Space travel is not easy. Conventional fuels in rockets force an unrealistic tradeoff- long trip times with just enough fuel to put a spacecraft into a long, unpowered glide, or so much fuel for a fast trip that there is no room for payload. Fusion power would be great but it’s still not ready for prime time.
There’s a lot of energy in space however, in the form of sunlight. Collect that sunlight and convert it into electricity to power a plasma engine. Then space travel might be quite a bit faster and quite a bit cheaper.
A bored PhD student and a billionaire with time and money on his hands come together to build the first Solar Sailer, a spaceship powered by sunlight. It’s faster than a conventional rocket, cheaper to operate, and can maneuver in space, something rockets can only do sparingly. The student does the engineering, the billionaire tackles interplanetary politics, and their ship makes it possible for mankind to build a home on the Moon.

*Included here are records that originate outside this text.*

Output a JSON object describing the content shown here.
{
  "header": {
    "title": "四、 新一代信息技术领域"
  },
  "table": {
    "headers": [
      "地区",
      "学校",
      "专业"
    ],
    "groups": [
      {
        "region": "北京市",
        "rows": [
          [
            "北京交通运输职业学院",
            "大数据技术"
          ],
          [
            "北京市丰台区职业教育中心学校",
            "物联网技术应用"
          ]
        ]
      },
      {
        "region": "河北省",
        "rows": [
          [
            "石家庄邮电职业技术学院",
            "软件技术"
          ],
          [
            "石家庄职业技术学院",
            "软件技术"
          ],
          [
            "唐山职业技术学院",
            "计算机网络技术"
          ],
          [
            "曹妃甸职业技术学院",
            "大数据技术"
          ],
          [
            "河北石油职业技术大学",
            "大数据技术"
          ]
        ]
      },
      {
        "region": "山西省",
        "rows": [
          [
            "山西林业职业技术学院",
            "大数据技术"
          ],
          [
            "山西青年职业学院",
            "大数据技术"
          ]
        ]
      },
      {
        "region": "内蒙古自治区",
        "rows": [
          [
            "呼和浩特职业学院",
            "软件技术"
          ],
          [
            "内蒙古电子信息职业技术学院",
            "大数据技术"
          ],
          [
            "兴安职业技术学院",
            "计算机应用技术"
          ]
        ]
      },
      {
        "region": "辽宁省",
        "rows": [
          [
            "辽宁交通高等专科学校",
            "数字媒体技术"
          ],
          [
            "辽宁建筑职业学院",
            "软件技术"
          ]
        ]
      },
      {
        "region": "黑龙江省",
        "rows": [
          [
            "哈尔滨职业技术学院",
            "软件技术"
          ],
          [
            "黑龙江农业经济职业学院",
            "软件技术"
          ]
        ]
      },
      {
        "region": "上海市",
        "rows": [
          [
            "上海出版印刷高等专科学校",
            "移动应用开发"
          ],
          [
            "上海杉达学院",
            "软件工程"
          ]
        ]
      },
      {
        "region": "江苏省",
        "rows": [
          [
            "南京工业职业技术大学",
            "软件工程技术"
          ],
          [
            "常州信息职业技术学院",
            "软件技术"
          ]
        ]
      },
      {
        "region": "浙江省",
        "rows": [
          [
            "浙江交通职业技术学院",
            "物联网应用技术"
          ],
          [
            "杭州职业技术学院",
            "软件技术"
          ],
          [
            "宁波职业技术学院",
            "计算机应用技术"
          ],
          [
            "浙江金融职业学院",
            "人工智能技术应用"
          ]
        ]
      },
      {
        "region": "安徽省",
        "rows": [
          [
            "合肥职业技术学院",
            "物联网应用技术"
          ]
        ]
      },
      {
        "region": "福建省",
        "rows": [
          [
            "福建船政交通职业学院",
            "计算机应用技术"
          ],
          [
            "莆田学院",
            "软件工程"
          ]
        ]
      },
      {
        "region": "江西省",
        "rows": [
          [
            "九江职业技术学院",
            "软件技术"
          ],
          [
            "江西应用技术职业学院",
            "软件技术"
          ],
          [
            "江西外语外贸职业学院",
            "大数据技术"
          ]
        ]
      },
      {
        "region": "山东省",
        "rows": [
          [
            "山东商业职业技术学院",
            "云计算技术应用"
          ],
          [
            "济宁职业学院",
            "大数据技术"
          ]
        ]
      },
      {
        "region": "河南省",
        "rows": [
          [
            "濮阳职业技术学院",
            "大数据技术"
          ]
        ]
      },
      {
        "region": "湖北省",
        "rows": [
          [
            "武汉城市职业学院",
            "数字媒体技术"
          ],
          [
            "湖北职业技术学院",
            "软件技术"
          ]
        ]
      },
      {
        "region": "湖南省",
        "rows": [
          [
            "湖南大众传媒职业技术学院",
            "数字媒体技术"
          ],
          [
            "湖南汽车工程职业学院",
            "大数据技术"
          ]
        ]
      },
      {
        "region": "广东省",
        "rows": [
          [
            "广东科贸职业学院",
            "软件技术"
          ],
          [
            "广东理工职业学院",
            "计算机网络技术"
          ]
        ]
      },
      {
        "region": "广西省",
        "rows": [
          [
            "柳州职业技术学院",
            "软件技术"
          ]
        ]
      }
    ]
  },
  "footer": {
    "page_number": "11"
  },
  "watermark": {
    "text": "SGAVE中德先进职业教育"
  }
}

In a bonus story titled ‘The Old Man’, Bob and his best friend are two hundred fifty years old, beneficiaries of the earliest longevity treatments and survivors of the Cyclone Decades and the global warming that nearly wiped out humanity. The bad times are almost over, though, and most of the excitement is gone. Life is getting boring and there is a minor problem with the longevity they have been given. Bob’s best friend is thinking of ending it all. Can Bob save his friend, and perhaps himself as well?